“I always feel close to her when I write,” Kathleen Ellis, a professor of English at the University of Maine, commented on Emily Dickinson last Monday. She, along with two other Maine poets, Candice Stover and Jackie Michaud, paid homage to the 177-year-old bard as they promoted their newest publications, “Vanishing Act,” “Poets from the Pond” and “The Waking Hours,” respectively. Other UMaine faculty and students presented Dickinson poems that were particularly powerful to them.
While she only published seven poems during her lifetime, Emily Dickinson, the reclusive, mysterious resident of Amherst, Massachusetts, posthumously became one of the most influential poets of the 19th century. With over 1,700 poems now unearthed, Dickinson’s terse, epigrammatic poems with her unconventional capitalization, extensive dashes and lack of meter, have sparked much intrigue from readers. This intrigue led many to the University Bookstore on Dec. 10 for Emily’s 177th Birthday Celebration.
Amanda Hallett, a sophomore English major, opened the event with the Dickinson poem “Hope is a thing with feathers,” followed by Michaud who began with Dickinson’s “I never felt at Home-Below.”
“She talks about God so much,” Michaud observed after her reading, yet she further commented that Dickinson expressed so much doubt and ambivalence in her poetry. Drawing from this, Michaud read from her recent work, “The Waking Hours,” a collection of French translations with a variety of religious undertones.
As an interlude to the main presenters, Mark Haggerty and David Gross, two Honors professors, read, respectively, Dickinson’s “Exultation is the going” and “There’s a certain Slant of Light.”

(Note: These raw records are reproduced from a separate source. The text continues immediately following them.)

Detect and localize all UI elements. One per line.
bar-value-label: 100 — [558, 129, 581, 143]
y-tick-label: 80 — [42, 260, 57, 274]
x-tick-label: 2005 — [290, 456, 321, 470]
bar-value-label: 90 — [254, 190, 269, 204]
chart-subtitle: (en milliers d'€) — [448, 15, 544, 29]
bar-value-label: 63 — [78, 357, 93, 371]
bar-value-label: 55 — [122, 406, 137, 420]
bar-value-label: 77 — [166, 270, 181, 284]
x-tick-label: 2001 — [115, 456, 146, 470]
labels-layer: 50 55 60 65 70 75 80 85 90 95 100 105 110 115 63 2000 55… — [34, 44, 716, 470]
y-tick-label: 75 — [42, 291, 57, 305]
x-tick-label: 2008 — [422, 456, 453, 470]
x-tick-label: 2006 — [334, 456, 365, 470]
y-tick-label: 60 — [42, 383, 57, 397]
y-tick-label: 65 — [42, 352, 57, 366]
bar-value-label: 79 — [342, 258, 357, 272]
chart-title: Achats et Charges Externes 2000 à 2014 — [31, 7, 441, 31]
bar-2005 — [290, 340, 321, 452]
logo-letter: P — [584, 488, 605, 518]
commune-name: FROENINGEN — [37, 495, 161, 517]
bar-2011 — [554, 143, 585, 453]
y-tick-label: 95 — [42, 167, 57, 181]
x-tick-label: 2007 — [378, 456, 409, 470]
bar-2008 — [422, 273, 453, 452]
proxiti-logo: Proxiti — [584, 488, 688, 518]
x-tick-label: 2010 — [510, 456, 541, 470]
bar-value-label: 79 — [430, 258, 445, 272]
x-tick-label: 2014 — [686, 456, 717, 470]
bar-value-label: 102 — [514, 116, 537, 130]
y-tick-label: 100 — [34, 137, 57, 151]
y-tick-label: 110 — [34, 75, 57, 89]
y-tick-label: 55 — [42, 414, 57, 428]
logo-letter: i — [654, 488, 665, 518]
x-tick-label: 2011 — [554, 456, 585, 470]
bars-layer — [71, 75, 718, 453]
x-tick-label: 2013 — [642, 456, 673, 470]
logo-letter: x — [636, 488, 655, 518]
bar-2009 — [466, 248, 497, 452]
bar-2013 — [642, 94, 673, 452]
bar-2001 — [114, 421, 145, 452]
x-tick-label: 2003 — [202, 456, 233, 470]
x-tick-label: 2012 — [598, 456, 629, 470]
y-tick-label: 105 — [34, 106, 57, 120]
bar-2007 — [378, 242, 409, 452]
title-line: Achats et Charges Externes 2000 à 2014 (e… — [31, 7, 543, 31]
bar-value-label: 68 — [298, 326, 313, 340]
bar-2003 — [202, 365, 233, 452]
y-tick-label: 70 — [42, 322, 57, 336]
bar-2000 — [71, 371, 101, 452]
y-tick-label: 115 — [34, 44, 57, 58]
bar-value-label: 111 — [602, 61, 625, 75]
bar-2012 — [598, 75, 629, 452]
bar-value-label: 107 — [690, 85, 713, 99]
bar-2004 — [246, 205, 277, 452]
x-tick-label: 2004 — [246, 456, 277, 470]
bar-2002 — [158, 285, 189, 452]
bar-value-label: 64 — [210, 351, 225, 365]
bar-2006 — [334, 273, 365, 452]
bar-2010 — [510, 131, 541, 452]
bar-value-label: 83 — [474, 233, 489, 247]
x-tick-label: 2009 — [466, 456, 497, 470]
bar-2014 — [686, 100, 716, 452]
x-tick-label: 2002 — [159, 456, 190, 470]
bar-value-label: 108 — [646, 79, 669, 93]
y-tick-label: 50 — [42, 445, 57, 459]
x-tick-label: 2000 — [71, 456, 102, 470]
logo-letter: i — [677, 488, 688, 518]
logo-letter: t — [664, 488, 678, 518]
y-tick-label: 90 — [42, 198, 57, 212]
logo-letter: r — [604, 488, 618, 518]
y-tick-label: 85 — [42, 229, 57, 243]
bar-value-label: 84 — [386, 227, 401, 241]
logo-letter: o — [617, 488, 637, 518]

“She was really funny and ironic,” Ellis noted as she began her presentation following Haggerty and Gross. “I like her coy voice,” she continued, reading one of Dickinson’s more whimsical poems: “‘Faith’ is a fine invention / When Gentlemen can see- / But Microscopes are prudent / In an Emergency.” On a more serious note, Ellis commented on the elusive quality of Dickinson’s poetry, stating, “So many of her poems are hesitant.” In her newest book about her dying mother, “Vanishing Act,” Ellis captures this spirit of Dickinson as she meditates over the odd feelings of confronting her mother’s death.
As she began her Dickinson reading, Sharon Tisher, an Honors and environmental law professor, quipped, “Leaving your room is vastly overrated.” To elaborate, Tisher read Dickinson’s “The Brain-is wider than the Sky-,” a token to the limitless possibilities of the mind. Following, Francois Amar, another Honors professor, read Dickinson’s “My Triumph lasted till the Drums,” talking after about the extensive discussion Dickinson’s poetry sparks in his classes.
Concluding the event, Stover, a poet and instructor at the College of the Atlantic, read from her latest book “Poems from the Pond,” a collection of poems ruminating on Somes Pond where she’s lived for the past 17 years. Before then, however, Stover reflected on the Dickinson quote, “To live is so startling, it leaves little time for anything else.” For Stover, people often fail to appreciate the mystifying amazement that is life for which she attempted to capture in her poetry.
Jay Grant, a first-year political science major, laughed about going just for extra credit, admitting that he was fascinated with Dickinson’s poetry. “She locked herself in her house,” he plainly stated, intrigued by her eccentric lifestyle.
Another student, Emily Desjardins, a first-year business major, agreed, “I’m interested in Emily Dickinson,” adding, “It’s different than modern poetry.”
The poetry event ended with a book signing by the three authors who, with vastly different works, all found a correspondence to Dickinson.